January 30, 2017 | Daily Monitoring Report
President Hassan Jets Out Of The Country To Addis Ababa
30 January – Source: Jowhar.com – 95 Words
President Hassan has on Monday morning travelled to the neighboring Ethiopia where he is set to attend African Heads of States meeting which is scheduled to kick off in Addis Ababa today. The president is expected to deliver a speech on the current situation in Somalia. During the summit, the African heads of States will elect the chairperson of the AU commission. On the sidelines‚ Hassan Sheikh is expected to hold bilateral meetings with the participating Heads of States. President Hassan, a presidential candidate, is among 24 presidential candidates vying for the country’s top seat.
Key Headlines
- President Hassan Jets Out Of The Country To Addis Ababa (Jowhar.com)
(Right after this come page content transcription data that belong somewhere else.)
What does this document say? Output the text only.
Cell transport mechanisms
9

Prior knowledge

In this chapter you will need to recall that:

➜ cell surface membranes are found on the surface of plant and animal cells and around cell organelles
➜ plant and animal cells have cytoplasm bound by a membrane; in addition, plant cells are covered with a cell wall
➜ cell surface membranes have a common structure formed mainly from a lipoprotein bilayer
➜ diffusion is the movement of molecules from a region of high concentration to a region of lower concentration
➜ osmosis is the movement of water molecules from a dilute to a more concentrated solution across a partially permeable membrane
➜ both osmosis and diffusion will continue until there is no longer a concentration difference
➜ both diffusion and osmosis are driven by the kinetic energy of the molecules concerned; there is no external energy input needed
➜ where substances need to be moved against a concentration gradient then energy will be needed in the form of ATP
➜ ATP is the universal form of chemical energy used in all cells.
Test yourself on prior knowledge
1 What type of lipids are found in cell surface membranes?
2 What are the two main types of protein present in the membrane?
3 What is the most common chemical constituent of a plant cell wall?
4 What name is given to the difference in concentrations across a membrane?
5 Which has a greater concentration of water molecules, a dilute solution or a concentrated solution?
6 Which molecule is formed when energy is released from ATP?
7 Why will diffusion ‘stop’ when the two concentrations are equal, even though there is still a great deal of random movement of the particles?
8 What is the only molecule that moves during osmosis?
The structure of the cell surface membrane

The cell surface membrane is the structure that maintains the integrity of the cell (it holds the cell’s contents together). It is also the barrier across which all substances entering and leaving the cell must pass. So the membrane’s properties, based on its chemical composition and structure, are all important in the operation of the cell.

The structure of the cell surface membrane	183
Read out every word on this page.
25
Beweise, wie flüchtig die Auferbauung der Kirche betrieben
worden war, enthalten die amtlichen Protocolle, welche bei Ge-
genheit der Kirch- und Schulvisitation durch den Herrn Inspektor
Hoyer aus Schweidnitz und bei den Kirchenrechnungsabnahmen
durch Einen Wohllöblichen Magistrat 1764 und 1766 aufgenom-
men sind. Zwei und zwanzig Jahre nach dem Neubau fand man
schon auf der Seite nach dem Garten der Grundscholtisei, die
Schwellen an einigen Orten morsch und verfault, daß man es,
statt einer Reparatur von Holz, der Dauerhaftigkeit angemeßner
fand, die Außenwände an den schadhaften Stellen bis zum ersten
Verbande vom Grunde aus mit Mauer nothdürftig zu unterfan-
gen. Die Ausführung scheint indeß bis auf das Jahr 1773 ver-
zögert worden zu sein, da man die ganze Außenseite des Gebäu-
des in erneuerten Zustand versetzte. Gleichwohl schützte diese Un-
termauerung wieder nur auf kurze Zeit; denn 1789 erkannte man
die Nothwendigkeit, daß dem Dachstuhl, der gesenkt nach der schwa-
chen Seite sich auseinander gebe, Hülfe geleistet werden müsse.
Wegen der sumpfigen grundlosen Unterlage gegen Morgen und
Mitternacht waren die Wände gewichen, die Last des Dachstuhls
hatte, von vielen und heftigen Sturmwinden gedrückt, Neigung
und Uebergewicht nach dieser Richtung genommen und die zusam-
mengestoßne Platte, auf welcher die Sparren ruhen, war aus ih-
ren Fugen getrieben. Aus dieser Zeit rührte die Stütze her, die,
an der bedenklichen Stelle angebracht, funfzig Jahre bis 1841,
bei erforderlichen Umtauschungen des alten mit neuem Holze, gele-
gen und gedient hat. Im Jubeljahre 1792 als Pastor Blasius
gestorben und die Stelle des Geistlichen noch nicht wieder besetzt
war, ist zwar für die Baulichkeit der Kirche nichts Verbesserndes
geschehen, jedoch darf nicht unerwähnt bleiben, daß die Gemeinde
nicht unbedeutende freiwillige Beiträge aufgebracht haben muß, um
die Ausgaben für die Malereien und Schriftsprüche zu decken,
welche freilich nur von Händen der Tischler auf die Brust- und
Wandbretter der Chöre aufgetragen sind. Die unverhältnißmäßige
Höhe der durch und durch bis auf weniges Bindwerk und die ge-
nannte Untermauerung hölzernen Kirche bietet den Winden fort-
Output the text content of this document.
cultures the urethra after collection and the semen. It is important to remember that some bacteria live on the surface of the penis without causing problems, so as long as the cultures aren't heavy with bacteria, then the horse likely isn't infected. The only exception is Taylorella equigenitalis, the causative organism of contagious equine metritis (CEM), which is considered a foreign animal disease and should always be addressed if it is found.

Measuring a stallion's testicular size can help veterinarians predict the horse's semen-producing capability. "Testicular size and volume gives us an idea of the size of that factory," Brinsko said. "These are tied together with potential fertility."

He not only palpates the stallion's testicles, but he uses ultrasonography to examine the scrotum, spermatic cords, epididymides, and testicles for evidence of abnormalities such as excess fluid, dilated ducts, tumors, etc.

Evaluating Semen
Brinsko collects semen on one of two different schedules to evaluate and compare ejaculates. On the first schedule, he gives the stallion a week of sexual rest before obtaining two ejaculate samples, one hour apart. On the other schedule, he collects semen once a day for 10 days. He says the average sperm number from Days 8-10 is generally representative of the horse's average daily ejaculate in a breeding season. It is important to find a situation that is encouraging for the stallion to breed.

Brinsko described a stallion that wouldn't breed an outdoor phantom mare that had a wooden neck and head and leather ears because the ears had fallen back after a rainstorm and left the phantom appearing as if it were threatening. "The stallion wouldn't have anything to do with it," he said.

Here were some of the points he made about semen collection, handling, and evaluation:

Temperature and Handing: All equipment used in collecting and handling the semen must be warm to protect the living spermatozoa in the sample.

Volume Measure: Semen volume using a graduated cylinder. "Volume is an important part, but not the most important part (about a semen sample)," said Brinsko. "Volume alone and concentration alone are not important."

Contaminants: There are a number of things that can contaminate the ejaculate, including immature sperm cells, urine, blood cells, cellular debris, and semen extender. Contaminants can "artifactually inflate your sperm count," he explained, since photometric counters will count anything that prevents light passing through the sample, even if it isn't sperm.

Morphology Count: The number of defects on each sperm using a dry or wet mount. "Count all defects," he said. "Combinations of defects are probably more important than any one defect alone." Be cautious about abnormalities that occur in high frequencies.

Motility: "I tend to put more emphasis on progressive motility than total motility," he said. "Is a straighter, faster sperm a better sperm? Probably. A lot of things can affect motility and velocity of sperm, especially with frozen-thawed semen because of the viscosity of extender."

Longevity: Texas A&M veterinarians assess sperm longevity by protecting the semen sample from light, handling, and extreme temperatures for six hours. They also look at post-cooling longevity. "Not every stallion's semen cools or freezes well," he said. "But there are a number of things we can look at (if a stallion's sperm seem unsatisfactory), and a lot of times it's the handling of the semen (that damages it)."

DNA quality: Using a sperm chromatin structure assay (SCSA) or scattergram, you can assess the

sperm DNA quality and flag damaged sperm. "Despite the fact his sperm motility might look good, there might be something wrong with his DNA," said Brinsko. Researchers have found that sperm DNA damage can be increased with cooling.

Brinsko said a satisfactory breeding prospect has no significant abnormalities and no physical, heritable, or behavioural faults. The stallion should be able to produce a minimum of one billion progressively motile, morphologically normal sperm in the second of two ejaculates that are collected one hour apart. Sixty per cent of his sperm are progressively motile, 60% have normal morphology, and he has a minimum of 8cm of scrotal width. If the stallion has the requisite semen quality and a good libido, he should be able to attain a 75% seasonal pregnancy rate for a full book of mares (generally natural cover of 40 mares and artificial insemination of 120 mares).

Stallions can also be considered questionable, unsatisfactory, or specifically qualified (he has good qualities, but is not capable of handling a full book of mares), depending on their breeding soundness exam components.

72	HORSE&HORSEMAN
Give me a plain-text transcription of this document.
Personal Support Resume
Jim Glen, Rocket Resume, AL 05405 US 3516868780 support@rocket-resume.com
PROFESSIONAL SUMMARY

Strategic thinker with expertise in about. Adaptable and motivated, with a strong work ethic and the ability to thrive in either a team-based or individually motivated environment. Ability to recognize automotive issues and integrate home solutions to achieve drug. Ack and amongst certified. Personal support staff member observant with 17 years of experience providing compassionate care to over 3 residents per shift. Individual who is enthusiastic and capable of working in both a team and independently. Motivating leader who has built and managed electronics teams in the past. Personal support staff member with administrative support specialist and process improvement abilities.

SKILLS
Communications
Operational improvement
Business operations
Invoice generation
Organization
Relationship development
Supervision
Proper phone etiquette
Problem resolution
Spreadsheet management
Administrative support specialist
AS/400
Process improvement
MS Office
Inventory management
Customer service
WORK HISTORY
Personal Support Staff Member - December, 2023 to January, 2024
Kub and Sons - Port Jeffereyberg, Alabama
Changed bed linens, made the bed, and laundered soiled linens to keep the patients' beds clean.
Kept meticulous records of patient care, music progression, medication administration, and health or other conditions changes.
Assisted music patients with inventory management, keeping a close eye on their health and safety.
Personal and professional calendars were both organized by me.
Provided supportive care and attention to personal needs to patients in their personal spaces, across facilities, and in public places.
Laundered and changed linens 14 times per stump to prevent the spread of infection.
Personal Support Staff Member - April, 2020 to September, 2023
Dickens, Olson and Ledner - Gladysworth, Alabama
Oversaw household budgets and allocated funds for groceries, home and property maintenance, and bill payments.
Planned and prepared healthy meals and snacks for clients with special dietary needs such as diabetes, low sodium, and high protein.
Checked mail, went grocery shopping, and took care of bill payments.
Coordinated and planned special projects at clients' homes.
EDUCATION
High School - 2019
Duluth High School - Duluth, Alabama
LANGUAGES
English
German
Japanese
- Restaurant Explosion Injures 7 People In Middle Shabelle (Goobjoog News)
- President Hassan Invites Over 100 MPs To Dinner A Week Ahead Of The Presidential Election (Jowhar.com)
- Suspects On Police Radar For Financing Al-Shabaab Terrorists (Standard Media)
- My Family Waited 13 Years to Resettle In The United States. Then Trump Slammed the Door In Our Faces (Foreign Policy)
NATIONAL MEDIA
Restaurant Explosion Injures 7 People In Middle Shabelle
30 January – Source : Goobjoog News – 211 Words
An explosion ripped through a restaurant in Burane village Middle Shabelle region on Saturday night, injuring at least 7 people including government soldiers. A resident in Burane village, Osman Ali Mohamed said that 5 civilians and two soldier were wounded in the explosion in restaurant frequented by Somali soldiers. “A bomb planted inside the restaurant exploded while several people were inside. We can confirm that 5 civilians and one Somali soldier injured in the blast,” he said.
Muse Bihi, another local resident living nearby said that he heard huge blast at the restaurant. “I was sitting close to the restaurant when the bomb exploded, after a few minutes I saw 6 people including Somali soldier brought with injuries” he said. Witness Mahad Sheikh said a huge explosion was heard followed by a large plume of smoke rising from the area. He said the area was cordoned off by Somali soldiers in the village. “I saw heavily armed Somali troops arriving on the scene to enhance the security after the incident. The situation now is stable,” said Sheikh. No group immediately claimed responsibility for the attack, but Somalia’s Al-Shabaab often carries out similar attacks in the country. Burane village is located few kilometres in the outskirt of Mahaday town in Middle Shabelle region.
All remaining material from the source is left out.